Friday 23 November 2018

Bible Book:

Then Jesus laid his hands on his eyes again; and he looked intently and his sight was restored, and he saw everything clearly. (v 25)

Mark 8:14-26 Friday 23 November 2018

Psalm: Psalm 38:9-22


Disability was one of the great separators for the Jews: it cut people off from God and locked them out of worship. Blind animals could not be used for sacrifice (Deuteronomy 15:21) and blind people were excluded from playing a part in sacrificial worship (Leviticus 21:16-20).

At the same time, the promise of God was that people would be free of all disease and infirmity. Isaiah declared God’s intention to “be a covenant for the people and a light for the Gentiles, to open eyes that are blind, to free captives from prison and to release from the dungeon those who sit in darkness.” (Isaiah 42:6,7)

There are a number of other stories in the gospels of Jesus healing the blind (Matthew 20:29-34, Mark 10:46-52, Luke 18:35-43). We also know there were times when Jesus healed those who came to him in crowds. Presumably some of those would also have been blind.

What are we meant to read into this? Certainly we recognise that Jesus wanted people to be freed from whatever prevented them offering their whole selves to God. Also, as a sign of the kingdom of God breaking in, healing the blind was both a literal and figurative opening of people’s eyes to who Jesus was: the Messiah of God.

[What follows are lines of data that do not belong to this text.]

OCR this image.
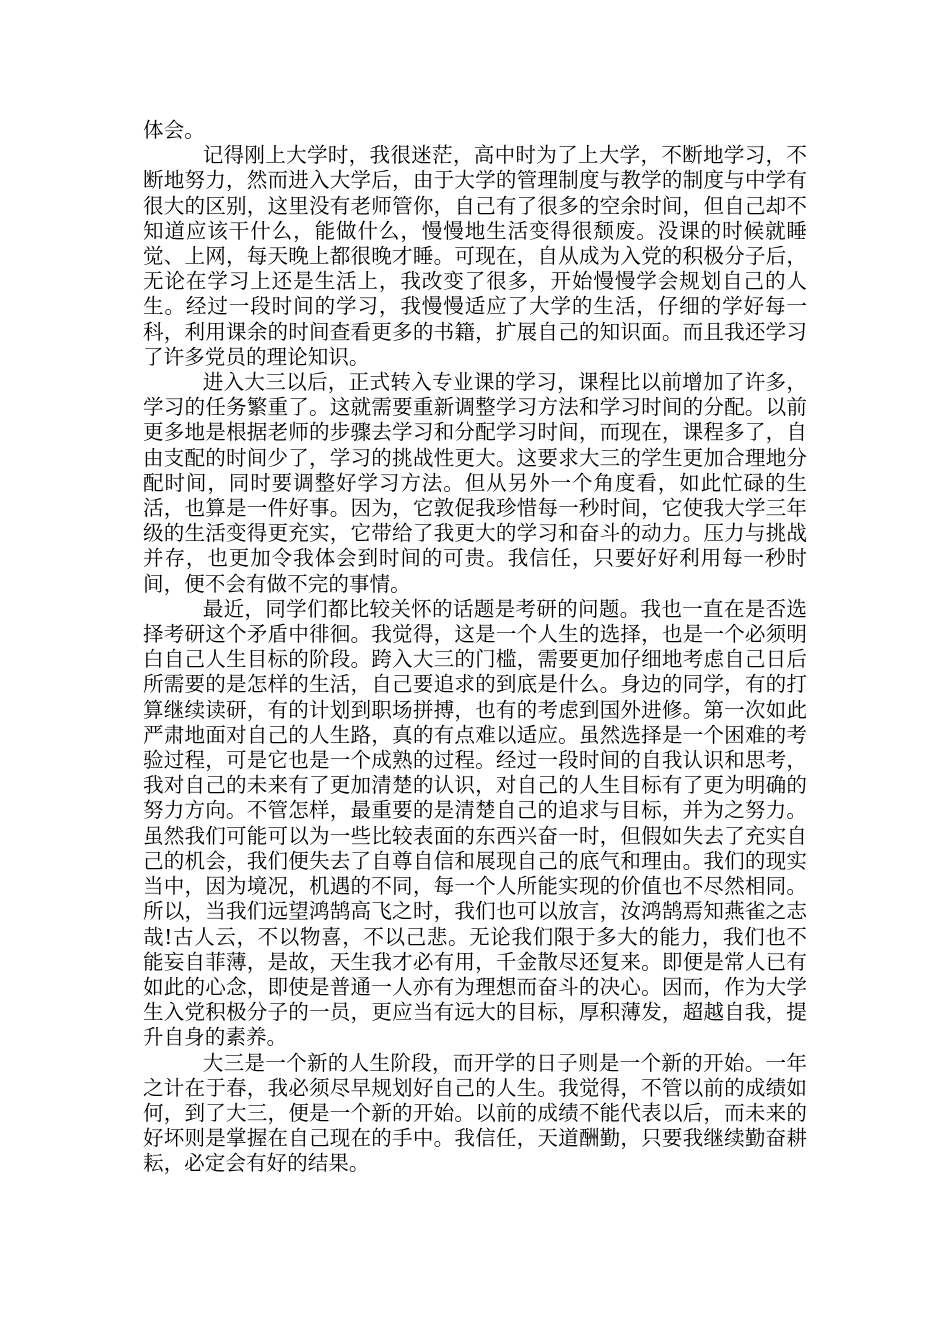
体会。

记得刚上大学时，我很迷茫，高中时为了上大学，不断地学习，不断地努力，然而进入大学后，由于大学的管理制度与教学的制度与中学有很大的区别，这里没有老师管你，自己有了很多的空余时间，但自己却不知道应该干什么，能做什么，慢慢地生活变得很颓废。没课的时候就睡觉、上网，每天晚上都很晚才睡。可现在，自从成为入党的积极分子后，无论在学习上还是生活上，我改变了很多，开始慢慢学会规划自己的人生。经过一段时间的学习，我慢慢适应了大学的生活，仔细的学好每一科，利用课余的时间查看更多的书籍，扩展自己的知识面。而且我还学习了许多党员的理论知识。

进入大三以后，正式转入专业课的学习，课程比以前增加了许多，学习的任务繁重了。这就需要重新调整学习方法和学习时间的分配。以前更多地是根据老师的步骤去学习和分配学习时间，而现在，课程多了，自由支配的时间少了，学习的挑战性更大。这要求大三的学生更加合理地分配时间，同时要调整好学习方法。但从另外一个角度看，如此忙碌的生活，也算是一件好事。因为，它敦促我珍惜每一秒时间，它使我大学三年级的生活变得更充实，它带给了我更大的学习和奋斗的动力。压力与挑战并存，也更加令我体会到时间的可贵。我信任，只要好好利用每一秒时间，便不会有做不完的事情。

最近，同学们都比较关怀的话题是考研的问题。我也一直在是否选择考研这个矛盾中徘徊。我觉得，这是一个人生的选择，也是一个必须明白自己人生目标的阶段。跨入大三的门槛，需要更加仔细地考虑自己日后所需要的是怎样的生活，自己要追求的到底是什么。身边的同学，有的打算继续读研，有的计划到职场拼搏，也有的考虑到国外进修。第一次如此严肃地面对自己的人生路，真的有点难以适应。虽然选择是一个困难的考验过程，可是它也是一个成熟的过程。经过一段时间的自我认识和思考，我对自己的未来有了更加清楚的认识，对自己的人生目标有了更为明确的努力方向。不管怎样，最重要的是清楚自己的追求与目标，并为之努力。虽然我们可能可以为一些比较表面的东西兴奋一时，但假如失去了充实自己的机会，我们便失去了自尊自信和展现自己的底气和理由。我们的现实当中，因为境况，机遇的不同，每一个人所能实现的价值也不尽然相同。所以，当我们远望鸿鹄高飞之时，我们也可以放言，汝鸿鹄焉知燕雀之志哉!古人云，不以物喜，不以己悲。无论我们限于多大的能力，我们也不能妄自菲薄，是故，天生我才必有用，千金散尽还复来。即便是常人已有如此的心念，即使是普通一人亦有为理想而奋斗的决心。因而，作为大学生入党积极分子的一员，更应当有远大的目标，厚积薄发，超越自我，提升自身的素养。

大三是一个新的人生阶段，而开学的日子则是一个新的开始。一年之计在于春，我必须尽早规划好自己的人生。我觉得，不管以前的成绩如何，到了大三，便是一个新的开始。以前的成绩不能代表以后，而未来的好坏则是掌握在自己现在的手中。我信任，天道酬勤，只要我继续勤奋耕耘，必定会有好的结果。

This episode is intriguingly coupled with a question from Jesus to the crowd: “Do you have eyes, and fail to see? Do you have ears, and fail to hear? And do you not remember?” (v 18) Spiritual blindness, even after a feeding miracle, contrasted with one person who is now able to see clearly.


To Ponder:

  • What are the contemporary equivalents of spiritual blindness?
  • Are there ways in which the Church still makes it hard for people with disabilities to engage fully in worship?